The partner wanting the least sex is not “right” and the horny one isn’t “right.” A compromise is usually the best solution.

So one solution to the “problem” is having more sex. You might find you can get in the mood more than you do if you prioritize sex.

I’m not talking about someone doing things they don’t want to do. I’m talking about the fact that I’m not always in the mood for pizza or shopping, but both are fun if I participate anyways.

Think quality, not quantity.

Quantity might not be what will provide her with fulfillment. Why not commit to amazing, creative, connective, unrushed sex sessions?

Make sure you’re in the mindset that your emails can wait, that sex is as important as work or doing the dishes. If you’re just banging her and rolling back to the wall to snore the night away, no wonder she keeps that rabbit vibrator handy.

Kinky people often need their minds to be engaged in sex, not just the body. I can jerk off all by myself, but sex with a partner is about more than my pussy getting off.

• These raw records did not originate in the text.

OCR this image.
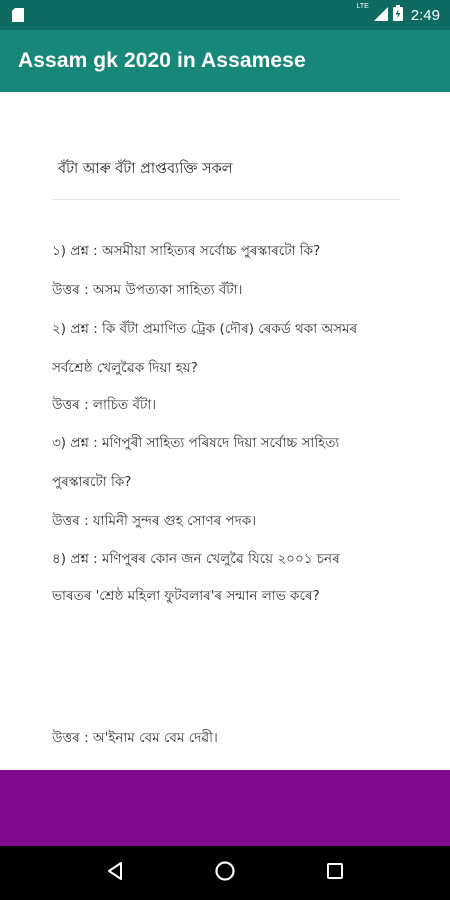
LTE	2:49
Assam gk 2020 in Assamese
বঁটা আৰু বঁটা প্ৰাপ্তব্যক্তি সকল
১) প্ৰশ্ন : অসমীয়া সাহিত্যৰ সৰ্বোচ্চ পুৰস্কাৰটো কি?
উত্তৰ : অসম উপত্যকা সাহিত্য বঁটা।
২) প্ৰশ্ন : কি বঁটা প্ৰমাণিত ট্ৰেক (দৌৰ) ৰেকৰ্ড থকা অসমৰ
সৰ্বশ্ৰেষ্ঠ খেলুৱৈক দিয়া হয়?
উত্তৰ : লাচিত বঁটা।
৩) প্ৰশ্ন : মণিপুৰী সাহিত্য পৰিষদে দিয়া সৰ্বোচ্চ সাহিত্য
পুৰস্কাৰটো কি?
উত্তৰ : যামিনী সুন্দৰ গুহ সোণৰ পদক।
৪) প্ৰশ্ন : মণিপুৰৰ কোন জন খেলুৱৈ যিয়ে ২০০১ চনৰ
ভাৰতৰ 'শ্ৰেষ্ঠ মহিলা ফুটবলাৰ'ৰ সন্মান লাভ কৰে?
উত্তৰ : অ'ইনাম বেম বেম দেৱী।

I want to have a full mind-body-spirit experience.

Kinky couples having vanilla sex all the time will mean one or both of you feeling unsatisfied. There’s nothing wrong with a straight-up quickie now and again—quite the contrary—but I also need elaborate, ritualistic, imaginative, intense, anticipatory sex sessions. That’s why I’m kinky.

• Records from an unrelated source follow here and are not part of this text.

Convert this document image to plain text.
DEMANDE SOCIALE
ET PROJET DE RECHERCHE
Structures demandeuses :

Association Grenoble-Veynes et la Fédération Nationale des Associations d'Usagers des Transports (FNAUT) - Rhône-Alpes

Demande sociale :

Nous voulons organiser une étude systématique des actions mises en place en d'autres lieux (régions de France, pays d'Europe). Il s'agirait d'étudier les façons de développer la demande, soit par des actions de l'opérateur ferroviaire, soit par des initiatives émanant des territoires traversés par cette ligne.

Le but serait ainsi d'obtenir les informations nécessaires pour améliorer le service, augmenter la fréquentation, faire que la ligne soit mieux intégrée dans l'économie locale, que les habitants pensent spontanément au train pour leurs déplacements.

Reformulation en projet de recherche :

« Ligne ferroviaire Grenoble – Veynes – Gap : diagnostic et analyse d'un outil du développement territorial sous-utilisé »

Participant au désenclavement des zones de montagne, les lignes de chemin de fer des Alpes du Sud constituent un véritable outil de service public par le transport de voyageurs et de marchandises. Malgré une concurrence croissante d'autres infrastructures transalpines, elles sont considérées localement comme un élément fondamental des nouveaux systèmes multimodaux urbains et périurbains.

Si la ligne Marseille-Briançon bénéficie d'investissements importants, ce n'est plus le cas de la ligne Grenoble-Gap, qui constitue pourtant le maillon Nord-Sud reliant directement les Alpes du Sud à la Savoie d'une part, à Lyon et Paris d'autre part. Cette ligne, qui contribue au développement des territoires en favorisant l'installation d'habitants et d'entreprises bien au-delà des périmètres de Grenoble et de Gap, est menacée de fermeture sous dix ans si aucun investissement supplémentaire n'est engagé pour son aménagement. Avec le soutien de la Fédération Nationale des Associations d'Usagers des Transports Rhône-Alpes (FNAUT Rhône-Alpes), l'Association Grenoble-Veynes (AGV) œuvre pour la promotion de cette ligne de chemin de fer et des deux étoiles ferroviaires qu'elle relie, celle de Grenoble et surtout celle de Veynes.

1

Make your mismatch libido a factor in your kink theater.

There are many ways to incorporate the variations in your sex drives into your kink.

You can focus on giving her countless orgasms in a domination scene. You can let her romp solo with her inner exhibitionist while you watch. You can practice orgasm denial, so that you don’t use up your weekly allotment and can deliver next time. You can enjoy bondage where you don’t take off your clothes at all, or you can fuck her with all kinds of things from your tongue to a dildo.

Consider multiple relationships or polyamory.

If your mismatched sex drives are really a big variation, or even if it’s just a little off kilter, consider opening the relationship for her.

Lots of kinky couples are polyamorous. Polyamory can be part of the kink play if you’re into submission, humiliation, voyeurism, or group play. By incorporating another partner for her, you are honoring her sexual needs and giving her an outlet. There will be a lot less frustration and resentment if you are able to work out a poly arrangement together.

Accept that you are out of sync.

This is for both of you. Instead of complaining to and about each other for perfectly natural desire patterns, accept that you are different.

It’s very rare that two partners have the exact same matching frequency or intensity for sex, so acting as if something is wrong when you differ is not going to solve anything. If you’re both happy together and have great sex, work on accepting each other where you are.

Prioritize Time that Isn’t Sexual.

Both the horny partner and the tired one can find sex a lot more satisfying by rekindling the joy of just being together. When the mind has a chance to grow with a person and spend time doing other things, the imagination has a way of coming up with all kinds of sexy ideas.

Restraining yourselves from sex to take walks, visit an art gallery, or help your mother in the garden has a strange way of releasing kinky daydreams into the ether.